Virginia: America’s Old World

It doesn't get the media coverage that California does, but Virginia is tipped to be the next big thing in American wine. Jason Tesauro picks out the varieties and producers that are bringing the area to wider attention, at home and abroad.

Virginia at a glance

The state has 230 wineries across nine regions and seven American Viticultural Areas (AVAs – see below). Central and northern regions represent nearly 80% of production. Piedmont is characterised by well-draining red clay; the north features low-vigour silt loam over crumbling granite; Shenandoah Valley is known for its limestone skeins; in the east and along the coast, sandy loam is common.

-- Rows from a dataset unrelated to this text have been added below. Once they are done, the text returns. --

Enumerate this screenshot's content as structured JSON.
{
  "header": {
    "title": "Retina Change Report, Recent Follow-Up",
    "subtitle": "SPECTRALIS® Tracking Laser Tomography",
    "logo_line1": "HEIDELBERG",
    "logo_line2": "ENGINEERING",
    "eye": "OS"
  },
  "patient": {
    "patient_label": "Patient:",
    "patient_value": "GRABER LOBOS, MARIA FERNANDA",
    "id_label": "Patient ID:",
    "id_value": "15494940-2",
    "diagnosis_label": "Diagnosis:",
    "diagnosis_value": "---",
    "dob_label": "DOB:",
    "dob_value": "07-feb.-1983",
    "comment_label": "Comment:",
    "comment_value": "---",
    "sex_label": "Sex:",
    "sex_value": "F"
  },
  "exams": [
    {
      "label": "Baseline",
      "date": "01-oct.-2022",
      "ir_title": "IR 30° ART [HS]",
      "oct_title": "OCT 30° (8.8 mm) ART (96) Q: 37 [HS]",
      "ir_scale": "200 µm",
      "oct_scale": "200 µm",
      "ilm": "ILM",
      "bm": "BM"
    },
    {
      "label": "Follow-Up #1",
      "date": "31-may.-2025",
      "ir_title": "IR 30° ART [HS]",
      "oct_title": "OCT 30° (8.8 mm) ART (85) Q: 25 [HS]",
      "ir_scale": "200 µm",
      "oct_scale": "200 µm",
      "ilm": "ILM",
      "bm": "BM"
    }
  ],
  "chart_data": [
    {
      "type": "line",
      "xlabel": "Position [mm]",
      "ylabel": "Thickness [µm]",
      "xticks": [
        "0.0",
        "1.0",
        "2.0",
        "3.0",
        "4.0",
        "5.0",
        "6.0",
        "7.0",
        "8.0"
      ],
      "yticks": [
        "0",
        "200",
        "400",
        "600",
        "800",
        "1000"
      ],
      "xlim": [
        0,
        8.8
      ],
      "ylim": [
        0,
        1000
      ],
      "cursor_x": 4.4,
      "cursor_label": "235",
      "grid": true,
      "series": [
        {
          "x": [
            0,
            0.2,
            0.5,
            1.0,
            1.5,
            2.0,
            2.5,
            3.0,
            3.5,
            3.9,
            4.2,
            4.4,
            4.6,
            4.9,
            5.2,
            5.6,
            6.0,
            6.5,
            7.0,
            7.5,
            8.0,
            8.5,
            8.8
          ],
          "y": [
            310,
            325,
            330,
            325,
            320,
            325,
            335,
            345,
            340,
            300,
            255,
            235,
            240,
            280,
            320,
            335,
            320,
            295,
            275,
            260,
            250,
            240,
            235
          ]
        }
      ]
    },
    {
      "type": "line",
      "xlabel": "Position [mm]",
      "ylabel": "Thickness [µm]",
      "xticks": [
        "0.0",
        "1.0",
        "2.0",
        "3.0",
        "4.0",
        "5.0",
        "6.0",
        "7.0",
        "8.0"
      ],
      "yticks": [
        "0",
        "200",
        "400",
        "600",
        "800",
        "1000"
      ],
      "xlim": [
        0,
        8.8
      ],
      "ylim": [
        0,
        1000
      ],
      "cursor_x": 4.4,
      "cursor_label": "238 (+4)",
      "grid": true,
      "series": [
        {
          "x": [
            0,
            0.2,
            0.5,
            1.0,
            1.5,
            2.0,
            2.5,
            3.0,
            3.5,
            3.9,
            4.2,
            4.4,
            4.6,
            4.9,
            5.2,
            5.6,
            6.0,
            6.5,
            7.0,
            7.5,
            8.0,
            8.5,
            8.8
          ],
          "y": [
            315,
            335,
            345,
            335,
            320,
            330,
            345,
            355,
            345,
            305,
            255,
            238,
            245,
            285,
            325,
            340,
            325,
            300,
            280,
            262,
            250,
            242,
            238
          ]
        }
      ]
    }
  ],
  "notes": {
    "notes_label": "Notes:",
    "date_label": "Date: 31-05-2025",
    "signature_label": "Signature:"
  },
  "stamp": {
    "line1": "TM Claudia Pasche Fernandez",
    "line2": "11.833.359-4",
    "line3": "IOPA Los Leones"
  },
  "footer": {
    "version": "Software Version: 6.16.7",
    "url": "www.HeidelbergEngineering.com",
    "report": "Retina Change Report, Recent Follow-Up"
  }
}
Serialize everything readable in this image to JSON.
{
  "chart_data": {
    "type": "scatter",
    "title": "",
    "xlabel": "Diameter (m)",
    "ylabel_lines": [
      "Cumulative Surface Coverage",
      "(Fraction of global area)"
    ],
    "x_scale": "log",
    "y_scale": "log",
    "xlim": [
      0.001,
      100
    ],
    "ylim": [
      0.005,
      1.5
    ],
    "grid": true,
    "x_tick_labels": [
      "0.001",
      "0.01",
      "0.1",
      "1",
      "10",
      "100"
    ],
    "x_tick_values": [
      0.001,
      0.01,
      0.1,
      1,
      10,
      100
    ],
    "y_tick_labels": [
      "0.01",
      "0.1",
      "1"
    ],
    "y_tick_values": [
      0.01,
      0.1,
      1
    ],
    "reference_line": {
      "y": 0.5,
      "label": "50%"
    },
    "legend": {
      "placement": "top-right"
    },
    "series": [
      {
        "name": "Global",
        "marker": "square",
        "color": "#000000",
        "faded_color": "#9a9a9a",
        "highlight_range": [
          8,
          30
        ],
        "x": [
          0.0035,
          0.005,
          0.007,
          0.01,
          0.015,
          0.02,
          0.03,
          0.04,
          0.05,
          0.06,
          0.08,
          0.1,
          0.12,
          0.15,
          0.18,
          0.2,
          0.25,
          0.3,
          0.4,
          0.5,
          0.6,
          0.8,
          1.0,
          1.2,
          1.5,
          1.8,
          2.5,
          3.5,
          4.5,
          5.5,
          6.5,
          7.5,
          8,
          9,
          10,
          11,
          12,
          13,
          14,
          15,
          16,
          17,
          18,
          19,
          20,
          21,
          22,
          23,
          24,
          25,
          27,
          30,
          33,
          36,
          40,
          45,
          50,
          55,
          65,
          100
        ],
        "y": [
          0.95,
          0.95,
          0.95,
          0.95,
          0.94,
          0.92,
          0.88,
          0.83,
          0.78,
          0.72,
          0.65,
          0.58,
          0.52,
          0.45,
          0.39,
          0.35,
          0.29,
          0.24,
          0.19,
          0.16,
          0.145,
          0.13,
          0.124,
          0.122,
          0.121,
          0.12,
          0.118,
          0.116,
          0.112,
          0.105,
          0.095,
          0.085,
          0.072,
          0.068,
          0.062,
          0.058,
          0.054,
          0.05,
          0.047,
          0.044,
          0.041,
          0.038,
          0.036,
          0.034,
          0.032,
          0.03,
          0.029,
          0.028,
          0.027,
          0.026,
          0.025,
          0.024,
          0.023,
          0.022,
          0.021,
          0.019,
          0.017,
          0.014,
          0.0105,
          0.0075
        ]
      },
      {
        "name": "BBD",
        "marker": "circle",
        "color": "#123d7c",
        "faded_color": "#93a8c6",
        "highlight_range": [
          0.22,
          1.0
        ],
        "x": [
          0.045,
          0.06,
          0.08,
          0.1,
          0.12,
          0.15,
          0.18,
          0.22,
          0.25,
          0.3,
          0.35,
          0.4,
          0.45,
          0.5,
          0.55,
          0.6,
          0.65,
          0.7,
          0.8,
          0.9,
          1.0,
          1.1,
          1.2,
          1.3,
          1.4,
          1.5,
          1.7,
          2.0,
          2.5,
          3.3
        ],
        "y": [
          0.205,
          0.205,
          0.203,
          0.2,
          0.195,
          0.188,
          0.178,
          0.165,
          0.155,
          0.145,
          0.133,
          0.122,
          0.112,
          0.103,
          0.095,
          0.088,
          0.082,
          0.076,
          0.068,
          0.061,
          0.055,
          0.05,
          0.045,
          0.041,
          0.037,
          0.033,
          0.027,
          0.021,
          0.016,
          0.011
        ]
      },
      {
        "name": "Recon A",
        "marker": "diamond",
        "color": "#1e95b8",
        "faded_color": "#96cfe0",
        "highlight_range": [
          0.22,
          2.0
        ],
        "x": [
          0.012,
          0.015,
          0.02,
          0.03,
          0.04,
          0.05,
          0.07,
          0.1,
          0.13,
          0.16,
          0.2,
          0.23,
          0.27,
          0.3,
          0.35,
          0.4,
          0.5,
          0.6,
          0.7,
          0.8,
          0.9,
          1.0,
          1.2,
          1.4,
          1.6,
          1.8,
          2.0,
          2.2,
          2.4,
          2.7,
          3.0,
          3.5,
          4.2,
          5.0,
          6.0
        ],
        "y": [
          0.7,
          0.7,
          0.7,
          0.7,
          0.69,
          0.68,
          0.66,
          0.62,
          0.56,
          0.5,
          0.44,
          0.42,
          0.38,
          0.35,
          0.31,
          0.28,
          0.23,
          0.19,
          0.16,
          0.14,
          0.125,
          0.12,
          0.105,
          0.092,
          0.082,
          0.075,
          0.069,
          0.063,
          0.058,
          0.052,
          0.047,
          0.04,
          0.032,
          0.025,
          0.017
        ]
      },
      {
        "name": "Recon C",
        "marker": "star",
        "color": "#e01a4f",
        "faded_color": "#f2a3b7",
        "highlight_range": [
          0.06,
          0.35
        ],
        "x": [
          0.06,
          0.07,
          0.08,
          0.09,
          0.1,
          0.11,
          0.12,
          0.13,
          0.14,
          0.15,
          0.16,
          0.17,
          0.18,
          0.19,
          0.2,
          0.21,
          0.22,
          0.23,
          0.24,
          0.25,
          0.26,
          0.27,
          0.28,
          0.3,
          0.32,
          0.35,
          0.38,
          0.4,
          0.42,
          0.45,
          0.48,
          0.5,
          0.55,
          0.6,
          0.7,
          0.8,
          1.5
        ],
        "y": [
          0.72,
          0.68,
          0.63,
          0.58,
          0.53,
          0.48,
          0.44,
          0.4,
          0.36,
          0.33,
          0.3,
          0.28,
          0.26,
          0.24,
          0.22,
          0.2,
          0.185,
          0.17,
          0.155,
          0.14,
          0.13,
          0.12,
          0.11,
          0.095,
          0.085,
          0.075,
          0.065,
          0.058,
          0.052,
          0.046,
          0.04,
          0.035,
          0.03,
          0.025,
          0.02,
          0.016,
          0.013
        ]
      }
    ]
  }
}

According to the Virginia Wine Board, Chardonnay is the most popular variety, followed by Cabernet Franc.

Central Virginia Region

  • Monticello AVA (38 wineries): The ‘classico’ of Virginia. Foothills along eastern slopes of the Blue Ridge Mountains.

Northern Virginia Region

  • Middleburg Virginia AVA (24 wineries): 50 miles west of Washington, DC, with Potomac River to the north and mountains on the other three sides.

Shenandoah Valley Region

  • Shenandoah Valley AVA (22 wineries): the state’s largest AVA. Bounded by Blue Ridge to the east and Appalachian mountains to the west.

Chesapeake Bay Region

  • Northern Neck George Washington Birthplace AVA (11 wineries): Peninsula between Potomac and Rappahannock rivers on the Chesapeake Bay.

Eastern Virginia Region

  • Virginia’s Eastern Shore AVA (three wineries): Atlantic to the east, Chesapeake Bay to the west. Sea breezes and sandy soil.

Blue Ridge Highlands Region

  • North Fork of Roanoke AVA (two wineries): Summer heat tempered by cool, foggy mornings
  • Rocky Knob AVA (two wineries): Well-drained loam and gravel. Southern Virginia, Hampton Roads, Heart of Appalachia Three regions dotted with a dozen wineries; no AVAs.